Immunogold fine structural localization of extracellular matrix components in aged human cornea. I. Types I-IV collagen and laminin.

Using the immunogold technique combined with cryoultramicrotomy and London Resin white (LR white) embedding, we studied the fine structural distribution of types I-IV collagen and laminin in corneal tissue from seven enucleated human eyes (age range, 63-78 years). Type II collagen was not identified in any corneal layer. Type I and type III collagen were distributed in a similar fashion in striated collagen fibrils in Bowman's layer and in the stroma. Type IV collagen was located only in the posterior non-banded region of Descemet's membrane. Laminin was identified in subepithelial anchoring plaques and the sub-endothelial region of Descemet's membrane in accordance with its recognized adhesive function.

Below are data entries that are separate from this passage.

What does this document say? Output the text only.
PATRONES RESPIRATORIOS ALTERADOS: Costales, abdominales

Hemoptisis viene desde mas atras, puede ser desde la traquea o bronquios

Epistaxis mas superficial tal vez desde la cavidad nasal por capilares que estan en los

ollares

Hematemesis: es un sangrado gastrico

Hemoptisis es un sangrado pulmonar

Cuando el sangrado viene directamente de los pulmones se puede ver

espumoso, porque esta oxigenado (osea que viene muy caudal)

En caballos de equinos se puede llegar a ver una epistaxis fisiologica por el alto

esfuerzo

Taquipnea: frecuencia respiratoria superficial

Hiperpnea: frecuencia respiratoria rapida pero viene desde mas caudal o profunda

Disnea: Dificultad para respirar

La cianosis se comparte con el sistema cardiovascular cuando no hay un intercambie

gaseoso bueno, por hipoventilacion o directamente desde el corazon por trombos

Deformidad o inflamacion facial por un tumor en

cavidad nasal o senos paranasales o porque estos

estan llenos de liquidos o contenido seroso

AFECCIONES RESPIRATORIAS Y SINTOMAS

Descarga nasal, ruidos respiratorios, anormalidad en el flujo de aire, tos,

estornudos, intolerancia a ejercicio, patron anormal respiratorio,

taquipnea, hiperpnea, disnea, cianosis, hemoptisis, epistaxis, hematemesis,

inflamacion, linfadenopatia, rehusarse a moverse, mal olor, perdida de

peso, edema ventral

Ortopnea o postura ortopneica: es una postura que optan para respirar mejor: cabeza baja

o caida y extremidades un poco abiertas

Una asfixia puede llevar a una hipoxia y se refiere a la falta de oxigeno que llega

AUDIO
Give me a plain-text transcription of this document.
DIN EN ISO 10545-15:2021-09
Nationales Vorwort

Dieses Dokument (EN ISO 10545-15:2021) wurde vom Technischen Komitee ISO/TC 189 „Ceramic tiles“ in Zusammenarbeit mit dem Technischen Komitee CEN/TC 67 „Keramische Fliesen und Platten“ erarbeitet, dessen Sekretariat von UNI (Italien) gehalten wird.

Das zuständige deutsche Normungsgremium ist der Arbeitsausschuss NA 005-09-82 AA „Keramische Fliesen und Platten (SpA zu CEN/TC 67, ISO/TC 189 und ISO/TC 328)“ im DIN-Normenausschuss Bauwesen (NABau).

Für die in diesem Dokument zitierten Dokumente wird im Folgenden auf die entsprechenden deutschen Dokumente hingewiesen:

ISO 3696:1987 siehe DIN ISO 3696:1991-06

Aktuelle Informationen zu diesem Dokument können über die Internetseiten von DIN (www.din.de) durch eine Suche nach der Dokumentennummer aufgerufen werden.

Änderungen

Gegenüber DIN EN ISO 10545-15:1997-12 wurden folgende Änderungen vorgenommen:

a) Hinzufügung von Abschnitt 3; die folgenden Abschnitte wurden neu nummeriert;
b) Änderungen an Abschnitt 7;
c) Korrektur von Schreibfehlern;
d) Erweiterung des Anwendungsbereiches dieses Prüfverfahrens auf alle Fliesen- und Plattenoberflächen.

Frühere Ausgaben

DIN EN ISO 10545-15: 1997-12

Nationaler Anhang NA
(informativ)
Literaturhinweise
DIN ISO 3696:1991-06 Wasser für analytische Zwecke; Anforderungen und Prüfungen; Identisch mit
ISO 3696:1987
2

Immunogold fine structural localization of extracellular matrix components in aged human cornea. II. Collagen types V and VI.

Using immunogold immunocytochemical techniques we studied the distribution of collagen types V and VI in corneal tissue from seven enucleated human eyes (age range, 63-78 years). Results obtained by cryoultramicrotomy were marginally more intense than those obtained using London Resin white (LR white) embedding. Type V collagen was present in the striated collagen fibrils in Bowman's layer, in the stroma and in a thin, non-banded anterior zone of Descemet's membrane. Our results suggest that types I, III and V collagen co-distribute in striated collagen fibrils. By contrast, type VI collagen was located in fine filaments in the interfibrillar matrix of the stroma, in Bowman's layer and in the anchoring plaques of the sub-epithelial basement-membrane complex. This implies an importance in epithelial adhesion which was previously unsuspected. Keratocyte bodies were electron-dense, amorphous extracellular deposits of matrix-like material, and these were labelled with types III, V and VI collagen antibodies. Long-spacing collagen was observed in the corneal stroma, and this deposit did not contain any of the collagen types studied.